Harvey J. Howard, MD
Harvey J. Howard, MD

In 1927, Howard was contacted by Washington University School of Medicine asking him to serve as the first Chair of the Department of Ophthalmology. Dr. Howard accepted the position and was instrumental in the construction of a new building devoted to ophthalmology. In this new building, Dr. Howard built a squash court and luxurious living quarters on the 13th floor. It is also reported that the letters “HH” are noted on the façade of the building.

During Dr. Howard’s tenure, he was responsible for the development of a resident training program in ophthalmology, which was in place by 1930, and conducted research on trachoma among the Indians and aviation medicine. Dr. Howard entered private practice in 1934 with offices in the Park Plaza Hotel in St. Louis, Missouri.

In 1929, Mrs. Eliza McMillan bequeathed over one million dollars to establish an eye, ear, nose and throat hospital at the University. During the same year, the Oscar Johnson family donated five-hundred thousand dollars for an institute of research and teaching in ophthalmology and otolaryngology, and the Rockefeller Foundation provided 1.2 million dollars for an endowment to begin a department of ophthalmology and otolaryngology at the University.

The cornerstone of the McMillan building was laid on May 14, 1930, with construction being completed in 1943. The building housed the department’s largest patient office for 58 years.

McMillan Hospital, ca. 1930
Bernard Becker, MD 1953
Estelle Brodman, Bernard Becker, Janet Becker, Mark Frisse
From right to left: McMillan Hospital and the Oscar Johnson Institute, St. Louis Maternity Hospital, and Barnes Hospital, ca. 1940.

The department’s most notable faculty member is Dr. Bernard Becker, who became head of the department in 1953. In 1954, Dr. Bernard Becker developed the first orally-administered drugs for glaucoma, which was a research interest of his over the course of his tenure at WUSM. In 1967, the first Glaucoma Research center funded by the National Institute of Health was established with Dr. Becker.

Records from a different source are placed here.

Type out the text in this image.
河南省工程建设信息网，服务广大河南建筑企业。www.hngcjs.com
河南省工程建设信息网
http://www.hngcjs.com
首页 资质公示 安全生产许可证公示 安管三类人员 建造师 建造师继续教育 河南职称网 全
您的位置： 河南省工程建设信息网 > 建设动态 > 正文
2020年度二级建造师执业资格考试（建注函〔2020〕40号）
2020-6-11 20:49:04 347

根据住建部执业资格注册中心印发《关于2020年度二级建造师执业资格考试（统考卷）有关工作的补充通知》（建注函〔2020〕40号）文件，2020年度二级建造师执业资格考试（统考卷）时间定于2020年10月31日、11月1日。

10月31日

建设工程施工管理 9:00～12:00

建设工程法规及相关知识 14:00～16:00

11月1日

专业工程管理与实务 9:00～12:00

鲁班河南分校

Bernard Becker’s achievements extended outside the realm of ophthalmology, as he also played a major role in the design and construction of the Medical Library on the Washington University Medical Campus, which was finished in 1989, and named after him in 1995. Dr. Becker was also a major contributor to the Becker Library’s Rare Books collections, having donated his own personal collection. Those materials, the Bernard Becker Collection in Ophthalmology and Optics, are now housed in Becker Library’s Archives and Rare Books Department.

The ophthalmology department received multiple grants throughout the 1980s, including annual grants from Research to Prevent Blindness, which in 1990 had accumulated to $601,900. Additionally, in 1983 the Storz Fellowships in Ophthalmology were established due to an endowment of $880,000.

In 1995, the retina service of Washington University merged with Retina Consultants to become the Barnes Retina Institute. The same year brought the publication of Dr. Benjamin Milder’s history of the ophthalmology department, “On the Shoulders of Giants”. Dr. Milder was a St. Louis area ophthalmologist.

In 2018, a donation of $10 million from a Washington University alumna, Jane Hardesty Poole, re-established the department of ophthalmology as the John F. Hardesty Department of Ophthalmology, after Poole’s father, the ophthalmologist Dr. John F. Hardesty.

Poole, said that in making the gift, she wishes to honor her father’s distinguished service to his profession and his deep commitment to patients and families affected by vision loss.

“My father exemplified the best of what a doctor should be,” Poole said. “On top of his great ability, he was caring and was generous with his time, talent and resources. I am delighted to be able to honor his memory in a way that will advance the important work taking place in the department and ensure exceptional care for patients and families.”